The trick is to run through all the properties and create that compound statement. Remember when we recorded the position of the sort as an integer? This makes it easy for us to sort out the messy scenarios where the second column is the first column of a sort. SearchAndSortable.SortOrder takes care of this for us. Just get the data order by SortOrder in descending order and you’re good to go. So that code would look like the following:


var sorted = this.searchAndSortables.Where(x => x.IsCurrentlySorted == true)
.OrderBy(x => x.SortOrder)
.ToList();

sorted.ForEach(sort => {
    records = records.OrderBy(sort.Name, sort.SortDirection,
                         (sort.SortOrder == 0) ? true : false);
});

On line 6 in the code above we are calling our extension method OrderBy in Extensions.cs. We pass the property name, the sort direction, and whether this is the first column of the sort. This last piece is important as it will create either “OrderBy” or the “ThenBy” for us. When it’s the first column, you guessed it we get “OrderBy”. Sensei found this magic on a StackOverflow post by Marc Gravell and others.

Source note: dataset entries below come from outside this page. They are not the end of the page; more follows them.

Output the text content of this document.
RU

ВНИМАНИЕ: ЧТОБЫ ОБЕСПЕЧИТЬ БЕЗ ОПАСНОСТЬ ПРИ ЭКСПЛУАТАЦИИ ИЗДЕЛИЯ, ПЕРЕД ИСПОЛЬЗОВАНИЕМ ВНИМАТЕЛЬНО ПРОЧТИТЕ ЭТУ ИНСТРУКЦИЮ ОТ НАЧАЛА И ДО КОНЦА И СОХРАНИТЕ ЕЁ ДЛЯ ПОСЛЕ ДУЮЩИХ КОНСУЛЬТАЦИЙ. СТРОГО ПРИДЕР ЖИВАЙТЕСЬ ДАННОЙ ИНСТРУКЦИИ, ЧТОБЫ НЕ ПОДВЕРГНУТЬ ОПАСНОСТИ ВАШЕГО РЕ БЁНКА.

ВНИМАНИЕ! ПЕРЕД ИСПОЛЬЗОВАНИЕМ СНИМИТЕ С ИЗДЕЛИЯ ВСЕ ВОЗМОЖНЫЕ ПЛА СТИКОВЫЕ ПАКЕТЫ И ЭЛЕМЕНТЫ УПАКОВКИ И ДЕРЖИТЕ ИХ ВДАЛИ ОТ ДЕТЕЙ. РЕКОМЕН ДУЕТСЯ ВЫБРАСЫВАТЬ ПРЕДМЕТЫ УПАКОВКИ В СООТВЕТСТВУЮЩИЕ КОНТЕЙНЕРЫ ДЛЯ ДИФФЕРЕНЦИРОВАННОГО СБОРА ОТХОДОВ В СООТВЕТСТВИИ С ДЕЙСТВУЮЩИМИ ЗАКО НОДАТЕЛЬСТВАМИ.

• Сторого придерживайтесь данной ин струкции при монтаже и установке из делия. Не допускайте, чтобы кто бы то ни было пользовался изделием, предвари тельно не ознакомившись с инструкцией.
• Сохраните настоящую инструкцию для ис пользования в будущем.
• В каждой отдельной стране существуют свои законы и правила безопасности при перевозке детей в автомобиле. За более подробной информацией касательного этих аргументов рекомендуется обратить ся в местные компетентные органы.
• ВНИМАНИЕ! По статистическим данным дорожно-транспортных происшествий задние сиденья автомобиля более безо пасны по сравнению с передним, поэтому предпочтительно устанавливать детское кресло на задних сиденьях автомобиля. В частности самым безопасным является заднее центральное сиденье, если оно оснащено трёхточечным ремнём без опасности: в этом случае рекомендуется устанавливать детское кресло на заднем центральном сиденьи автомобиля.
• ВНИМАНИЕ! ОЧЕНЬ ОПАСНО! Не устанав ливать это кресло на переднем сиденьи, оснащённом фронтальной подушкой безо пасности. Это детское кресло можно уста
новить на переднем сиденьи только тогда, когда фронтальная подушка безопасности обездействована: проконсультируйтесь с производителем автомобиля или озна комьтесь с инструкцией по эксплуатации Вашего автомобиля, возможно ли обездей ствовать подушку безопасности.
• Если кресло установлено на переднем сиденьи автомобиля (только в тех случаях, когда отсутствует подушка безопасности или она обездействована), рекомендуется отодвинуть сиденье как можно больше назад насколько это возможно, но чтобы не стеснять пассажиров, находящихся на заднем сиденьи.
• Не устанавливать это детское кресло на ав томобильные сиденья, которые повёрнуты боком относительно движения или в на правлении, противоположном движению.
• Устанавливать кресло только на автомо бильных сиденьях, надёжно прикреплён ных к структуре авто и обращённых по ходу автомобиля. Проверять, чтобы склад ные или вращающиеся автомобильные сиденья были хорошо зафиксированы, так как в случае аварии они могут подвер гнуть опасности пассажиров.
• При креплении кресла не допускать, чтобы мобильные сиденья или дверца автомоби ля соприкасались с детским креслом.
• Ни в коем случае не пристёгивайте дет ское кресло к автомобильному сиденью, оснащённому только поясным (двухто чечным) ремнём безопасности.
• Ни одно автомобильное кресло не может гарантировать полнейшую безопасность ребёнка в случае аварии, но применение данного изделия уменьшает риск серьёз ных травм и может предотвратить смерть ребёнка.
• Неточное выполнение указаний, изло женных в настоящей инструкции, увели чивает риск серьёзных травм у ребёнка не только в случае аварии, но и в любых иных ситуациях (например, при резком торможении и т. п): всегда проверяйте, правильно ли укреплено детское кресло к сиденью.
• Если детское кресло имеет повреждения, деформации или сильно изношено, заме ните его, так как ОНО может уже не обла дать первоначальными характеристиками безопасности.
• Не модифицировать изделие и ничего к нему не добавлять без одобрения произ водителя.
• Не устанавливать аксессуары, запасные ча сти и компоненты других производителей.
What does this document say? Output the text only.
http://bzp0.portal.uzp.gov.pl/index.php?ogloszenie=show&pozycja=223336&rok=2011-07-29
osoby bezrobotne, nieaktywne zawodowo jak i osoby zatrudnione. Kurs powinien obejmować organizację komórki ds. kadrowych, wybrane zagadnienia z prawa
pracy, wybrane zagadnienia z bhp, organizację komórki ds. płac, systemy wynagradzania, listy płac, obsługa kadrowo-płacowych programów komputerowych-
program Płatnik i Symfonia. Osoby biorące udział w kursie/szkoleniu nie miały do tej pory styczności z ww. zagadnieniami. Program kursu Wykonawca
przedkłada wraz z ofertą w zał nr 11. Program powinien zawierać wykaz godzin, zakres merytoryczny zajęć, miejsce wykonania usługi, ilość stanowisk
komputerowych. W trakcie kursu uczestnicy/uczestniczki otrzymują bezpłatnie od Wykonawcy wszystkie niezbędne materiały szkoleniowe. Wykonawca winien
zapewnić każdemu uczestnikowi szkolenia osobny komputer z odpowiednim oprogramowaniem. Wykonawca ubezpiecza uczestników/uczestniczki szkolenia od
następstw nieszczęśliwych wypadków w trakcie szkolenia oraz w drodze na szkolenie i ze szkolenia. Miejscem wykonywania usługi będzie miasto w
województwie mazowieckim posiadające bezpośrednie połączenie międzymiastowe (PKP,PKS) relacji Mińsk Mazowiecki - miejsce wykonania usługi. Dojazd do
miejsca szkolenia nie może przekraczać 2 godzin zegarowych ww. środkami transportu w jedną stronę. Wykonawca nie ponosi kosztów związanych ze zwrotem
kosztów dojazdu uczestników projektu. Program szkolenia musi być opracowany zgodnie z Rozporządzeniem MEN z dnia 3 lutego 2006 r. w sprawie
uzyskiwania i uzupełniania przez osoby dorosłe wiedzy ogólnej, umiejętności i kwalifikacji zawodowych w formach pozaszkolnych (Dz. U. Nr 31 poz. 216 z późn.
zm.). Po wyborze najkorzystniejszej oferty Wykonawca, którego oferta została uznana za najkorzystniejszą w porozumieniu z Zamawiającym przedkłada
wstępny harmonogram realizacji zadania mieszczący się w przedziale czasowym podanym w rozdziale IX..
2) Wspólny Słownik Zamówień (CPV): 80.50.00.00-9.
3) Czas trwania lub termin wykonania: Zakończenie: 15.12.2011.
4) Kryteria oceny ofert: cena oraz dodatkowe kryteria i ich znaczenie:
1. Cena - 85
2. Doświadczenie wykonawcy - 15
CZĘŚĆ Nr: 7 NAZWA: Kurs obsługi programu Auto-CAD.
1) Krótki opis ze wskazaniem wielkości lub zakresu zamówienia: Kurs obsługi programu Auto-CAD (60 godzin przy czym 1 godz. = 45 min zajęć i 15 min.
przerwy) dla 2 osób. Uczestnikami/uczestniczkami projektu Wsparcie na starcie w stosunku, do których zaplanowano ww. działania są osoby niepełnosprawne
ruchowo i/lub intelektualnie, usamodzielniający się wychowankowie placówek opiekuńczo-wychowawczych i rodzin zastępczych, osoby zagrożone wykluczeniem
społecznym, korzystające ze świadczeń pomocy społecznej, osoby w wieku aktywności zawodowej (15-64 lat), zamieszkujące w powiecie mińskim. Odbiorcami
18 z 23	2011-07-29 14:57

Here is the entire method ApplySort from DataTablePager.cs, and note how we still check for the initial display of the data grid and default to the first column that is sortable.


private IQueryable ApplySort(IQueryable records)
{
	var sorted = this.searchAndSortables.Where(x => x.IsCurrentlySorted == true)
										.OrderBy(x => x.SortOrder)
										.ToList();

	// Are we at initialization of grid with no column selected?
	if (sorted.Count == 0)
	{
		string firstSortColumn = this.sortKeyPrefix.First();
		int firstColumn = int.Parse(firstSortColumn);

		string sortDirection = "asc";
		sortDirection = this.aoDataList.Where(x => x.Name == INDIVIDUAL_SORT_DIRECTION_KEY_PREFIX + "0")
										.Single()
										.Value
										.ToLower();

		if (string.IsNullOrEmpty(sortDirection))
		{
		sortDirection = "asc";
		}

		// Initial display will set order to first column - column 0
		// When column 0 is not sortable, find first column that is
		var sortable = this.searchAndSortables.Where(x => x.ColumnIndex == firstColumn)
											.SingleOrDefault();
		if (sortable == null)
		{
			sortable = this.searchAndSortables.First(x => x.IsSortable);
		}

		return records.OrderBy(sortable.Name, sortDirection, true);
	}
	else
	{
		// Traverse all columns selected for sort
		sorted.ForEach(sort => {
		records = records.OrderBy(sort.Name, sort.SortDirection,
		(sort.SortOrder == 0) ? true : false);
		});

		return records;
	}
}

It’s All in the Setup

Test it out. Hold down the shift key and select a second column and WHAMO – multiple column sorts! Hold down the shift key and click the same column twice and KAH-BLAMO multiple column sort with descending order on the second column!!!

The really cool thing is that our process on the server is being directed by DataTables.net on the client. And even awseomer is that you have zero configuration on the server. Most awesome-est is that this will work with all of your domain objects, because we have used generics we can apply this to any class in our domain. So what are you doing to do with all that time you just got back?